In these, omission and erasure were purposeful, as noted in contemporary articles (here and here)revisiting Dr. Peter Henderson Bryce’s analysis of residential school conditions (The Bryce Report). The evidence he presented before government was ignored, so here we are in 2021 confronted with multiple chapters of Canada’s story that elicit pain, shock, and horror.
Gatekeepers. Yes, they can be government agencies (federal, provincial, and municipal) or religious organizations. Information is recorded, analyzed, kept, hidden, forgotten, ignored, and sometimes lost. As well, gatekeepers at a more local level are represented by historical societies, and museums and archives.
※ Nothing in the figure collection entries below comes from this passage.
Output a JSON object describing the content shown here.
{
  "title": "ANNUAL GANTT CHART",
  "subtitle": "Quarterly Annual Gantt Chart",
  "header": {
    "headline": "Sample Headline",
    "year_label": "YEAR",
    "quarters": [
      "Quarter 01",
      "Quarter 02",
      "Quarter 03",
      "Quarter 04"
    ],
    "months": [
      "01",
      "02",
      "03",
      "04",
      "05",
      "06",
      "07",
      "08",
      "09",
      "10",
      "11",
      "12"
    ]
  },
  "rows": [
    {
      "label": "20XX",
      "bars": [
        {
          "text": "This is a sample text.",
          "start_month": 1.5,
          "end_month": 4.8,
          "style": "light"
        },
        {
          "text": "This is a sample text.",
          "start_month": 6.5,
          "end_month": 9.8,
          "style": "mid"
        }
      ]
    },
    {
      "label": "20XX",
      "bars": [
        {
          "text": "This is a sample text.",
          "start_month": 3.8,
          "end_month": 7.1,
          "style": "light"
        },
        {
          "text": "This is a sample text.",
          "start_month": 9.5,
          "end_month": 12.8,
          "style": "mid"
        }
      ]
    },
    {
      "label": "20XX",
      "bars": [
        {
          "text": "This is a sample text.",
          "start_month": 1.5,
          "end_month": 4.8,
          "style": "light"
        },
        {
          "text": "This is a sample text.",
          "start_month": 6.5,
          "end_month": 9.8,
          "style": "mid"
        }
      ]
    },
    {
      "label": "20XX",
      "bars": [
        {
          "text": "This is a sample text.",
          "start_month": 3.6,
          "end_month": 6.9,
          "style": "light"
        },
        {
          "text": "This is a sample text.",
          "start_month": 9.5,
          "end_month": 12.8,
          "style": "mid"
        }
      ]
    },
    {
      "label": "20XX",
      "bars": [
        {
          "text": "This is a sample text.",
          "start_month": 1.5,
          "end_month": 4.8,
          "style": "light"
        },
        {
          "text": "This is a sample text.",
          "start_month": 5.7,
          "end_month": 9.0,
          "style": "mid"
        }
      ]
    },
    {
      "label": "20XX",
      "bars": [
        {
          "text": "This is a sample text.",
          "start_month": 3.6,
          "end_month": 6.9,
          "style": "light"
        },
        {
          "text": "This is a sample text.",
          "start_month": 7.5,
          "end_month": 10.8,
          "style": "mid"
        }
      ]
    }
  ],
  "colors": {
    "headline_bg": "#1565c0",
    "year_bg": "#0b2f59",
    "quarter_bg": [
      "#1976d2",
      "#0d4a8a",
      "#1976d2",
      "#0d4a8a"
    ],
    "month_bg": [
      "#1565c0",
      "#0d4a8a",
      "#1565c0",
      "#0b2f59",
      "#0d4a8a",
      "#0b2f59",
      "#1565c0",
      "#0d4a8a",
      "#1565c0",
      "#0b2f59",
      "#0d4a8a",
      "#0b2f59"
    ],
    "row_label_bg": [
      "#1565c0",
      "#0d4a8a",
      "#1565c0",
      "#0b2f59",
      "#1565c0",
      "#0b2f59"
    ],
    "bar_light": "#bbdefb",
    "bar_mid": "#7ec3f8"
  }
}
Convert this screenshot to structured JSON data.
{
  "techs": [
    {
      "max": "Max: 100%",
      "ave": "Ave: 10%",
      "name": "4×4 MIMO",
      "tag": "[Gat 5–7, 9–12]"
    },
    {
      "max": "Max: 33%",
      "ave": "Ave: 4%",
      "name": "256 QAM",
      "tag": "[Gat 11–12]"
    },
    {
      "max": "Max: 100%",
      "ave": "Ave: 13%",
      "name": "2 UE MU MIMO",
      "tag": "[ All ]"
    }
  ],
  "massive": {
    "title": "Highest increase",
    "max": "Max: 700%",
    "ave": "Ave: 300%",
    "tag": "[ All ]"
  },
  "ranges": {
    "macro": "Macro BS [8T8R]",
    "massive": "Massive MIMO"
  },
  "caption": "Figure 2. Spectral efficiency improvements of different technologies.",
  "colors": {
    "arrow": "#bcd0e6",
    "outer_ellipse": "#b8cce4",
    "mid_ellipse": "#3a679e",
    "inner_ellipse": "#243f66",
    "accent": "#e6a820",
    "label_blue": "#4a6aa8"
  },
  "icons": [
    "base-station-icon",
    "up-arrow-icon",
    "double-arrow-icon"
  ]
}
What do gatekeepers do and why does it matter today? The role of museums, supported by historical societies and archives, is to amplify the voices and stories of the community. ‘Pioneer’ history was a ‘colourful’ one; it was multicultural before multiculturalism became policy in 1971. Who was that cook or servant standing to the side in the family photo of the prominent ‘white’ community member? Who were the many workers in the local sawmill, cannery, etc. that made its ‘white’ owner successful? Racialized immigrants were a part of the fabric of this land before its inception as a province and their contributions continue to today. In 2021, it is time to stop this erasure of those who were subjected to racist colonial policies.
When erasure and amnesia of the past occur, it affects how contemporary history—of Indigenous Peoples and racialized settlers—is viewed and understood. Racist policies ‘gave permission’ to erase segments of Canada’s story. Now is the time to take on the task of confronting this past; between researchers and gatekeepers, we need to recover, to remember, and to tell our community’s stories— truthfully and unapologetically.
Imogene L Lim, PhD
Vancouver Island University
About the image:
Census enumerators are expected to list names in full, yet BW Ward withheld identities. As an official document, B2 Johnson Street Ward includes 44 pages of nameless individuals from China. Lives were ‘erased’ by this official gatekeeper. This image is based on one used in a presentation of an essay of the same name, It’s 2017: Echoes of the Past (BC Studies, 2017).